De son côté, Pascal Brice a estimé que si le rôle de l'Etat était central, l'octroi du chômage partiel l'ayant montré, la question de la solidarité, des impôts, était désormais mise en tension dans la société du fait d'une fragilisation de la classe moyenne. « Il nous faut, chacun à notre place, reconstruire les ressorts de la solidarité dans ce contexte », a-t-il estimé, rappelant que le cumul de cette nouvelle précarité et d'une précarité plus ancienne allait accentuer le phénomène de décrochage social et rendre la question de l'accès au droit de plus en plus centrale.

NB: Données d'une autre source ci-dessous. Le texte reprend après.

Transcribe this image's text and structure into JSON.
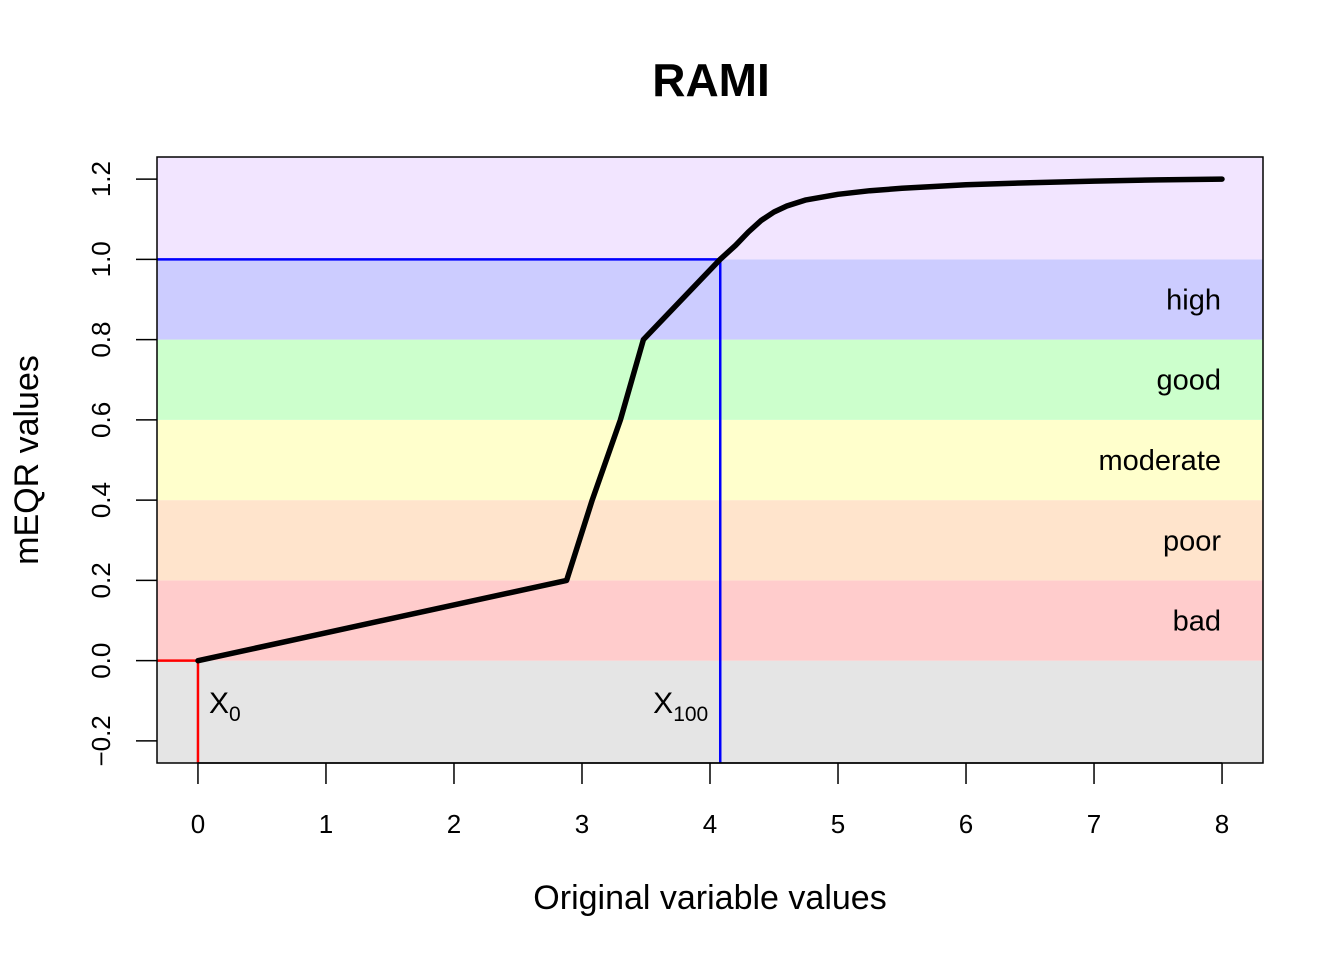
{
  "chart_data": {
    "type": "line",
    "title": "RAMI",
    "xlabel": "Original variable values",
    "ylabel": "mEQR values",
    "xlim": [
      -0.32,
      8.32
    ],
    "ylim": [
      -0.255,
      1.255
    ],
    "x_ticks": [
      0,
      1,
      2,
      3,
      4,
      5,
      6,
      7,
      8
    ],
    "y_ticks": [
      -0.2,
      0.0,
      0.2,
      0.4,
      0.6,
      0.8,
      1.0,
      1.2
    ],
    "y_tick_labels": [
      "−0.2",
      "0.0",
      "0.2",
      "0.4",
      "0.6",
      "0.8",
      "1.0",
      "1.2"
    ],
    "bands": [
      {
        "name": "below-zero",
        "y0": -0.255,
        "y1": 0.0,
        "color": "#e5e5e5",
        "label": ""
      },
      {
        "name": "bad",
        "y0": 0.0,
        "y1": 0.2,
        "color": "#ffcccc",
        "label": "bad"
      },
      {
        "name": "poor",
        "y0": 0.2,
        "y1": 0.4,
        "color": "#ffe4cc",
        "label": "poor"
      },
      {
        "name": "moderate",
        "y0": 0.4,
        "y1": 0.6,
        "color": "#ffffcc",
        "label": "moderate"
      },
      {
        "name": "good",
        "y0": 0.6,
        "y1": 0.8,
        "color": "#ccffcc",
        "label": "good"
      },
      {
        "name": "high",
        "y0": 0.8,
        "y1": 1.0,
        "color": "#ccccff",
        "label": "high"
      },
      {
        "name": "above-one",
        "y0": 1.0,
        "y1": 1.255,
        "color": "#f2e5ff",
        "label": ""
      }
    ],
    "series": [
      {
        "name": "mEQR curve",
        "color": "#000000",
        "x": [
          0,
          2.88,
          3.08,
          3.3,
          3.48,
          4.08,
          4.2,
          4.3,
          4.4,
          4.5,
          4.6,
          4.75,
          5.0,
          5.25,
          5.5,
          6.0,
          6.5,
          7.0,
          7.5,
          8.0
        ],
        "y": [
          0.0,
          0.2,
          0.4,
          0.6,
          0.8,
          1.0,
          1.035,
          1.068,
          1.097,
          1.118,
          1.133,
          1.148,
          1.162,
          1.171,
          1.177,
          1.186,
          1.191,
          1.195,
          1.198,
          1.2
        ]
      }
    ],
    "markers": [
      {
        "name": "x0",
        "x": 0.0,
        "y": 0.0,
        "color": "#ff0000",
        "label_main": "X",
        "label_sub": "0"
      },
      {
        "name": "x100",
        "x": 4.08,
        "y": 1.0,
        "color": "#0000ff",
        "label_main": "X",
        "label_sub": "100"
      }
    ]
  }
}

« Il faut que l'état assume pleinement ses responsabilités en changeant son fonctionnement, de manière à être plus en appui des dynamiques sociales qu'en surplomb, et notamment dans la conception des dispositifs et des droits. Il est indispensable, dans cette période, que les dispositifs s'adaptent à l'évolution de la précarité, pour celles et ceux qui y sont de longue date et ceux qui y basculent ».

Pour Bénédicte Mast, l'aide de l'Etat a certes été massive, mais les pouvoirs publics n'ont pas mené de réflexion suffisamment aboutie sur la question de la protection des plus démunis.

Le lien à nouer

Concernant le maillage de l'accès au droit, cela relève aussi, pour Bénédicte Mast, de la responsabilité de l'Etat. « L'Etat doit prendre sa place dans la sauvegarde de la population selon moi. On est sur des disparités qui ne sont pas acceptables, on ne peut pas être mieux lotis en tant que pauvres à Paris qu'à Coutances, où j'exerce », a-t-elle estimé, précisant que les comités départementaux d'accès au droit (CDAD) devaient constituer le vecteur institutionnel sur lequel il fallait travailler.

Mais pour Patrice Blanc, même si le budget de l'accès au droit était suffisant, le problème de la coupure entre l'avocat et la personne en situation de précarité ne serait pas pour autant résolu. « Il faut reconstituer le lien, c'est ce que nous essayons de faire à titre bénévole. Une fois que la personne est venue pour l'aide alimentaire, la relation de confiance qui se crée laisse la possibilité aux personnes accueillies de se confier sur leurs difficultés, notamment juridiques. Donc il y a réellement un lien à créer et il existe déjà dans beaucoup de départements avec les comités départementaux d'accès au droit et les collectivités locales », a souligné le président des Restos du cœur, citant l'exemple d'un bus du droit lancé dans le Rhône en partenariat avec une collectivité.

« En effet, nous ne sommes pas formés pour aller à la rencontre des précaires, ce n'est pas notre métier, mais nous devons être présents à la jointure dès que le besoin en droit est défini », a assuré en réponse Bénédicte Mast, ajoutant que des conventions avec les CDAD pourraient mise en œuvre au niveau national, puis déclinées au niveau local.

Finalement, le point essentiel reste celui de la formation du secteur associatif. « Certains bénévoles viennent déjà du milieu judiciaire, mais généralement il est nécessaire d'organiser des formations pour les acteurs de terrain, que nous pourrions mieux construire ensemble. C'est un sujet important tant les règles de procédure et d'accès aux droits sociaux sont modifiées fréquemment », a tenu à préciser Pascal Brice.

Et Christiane Feral-Schuhl de conclure : « le droit est un élément structurant dans une société. L'accès au droit est absolument indispensable, surtout dans cette période. Nous avons pu voir que le dialogue, la formation, sont nécessaires pour fluidifier les choses. Il nous reste à travailler cela ensemble, il y a encore beaucoup de chemin à faire ».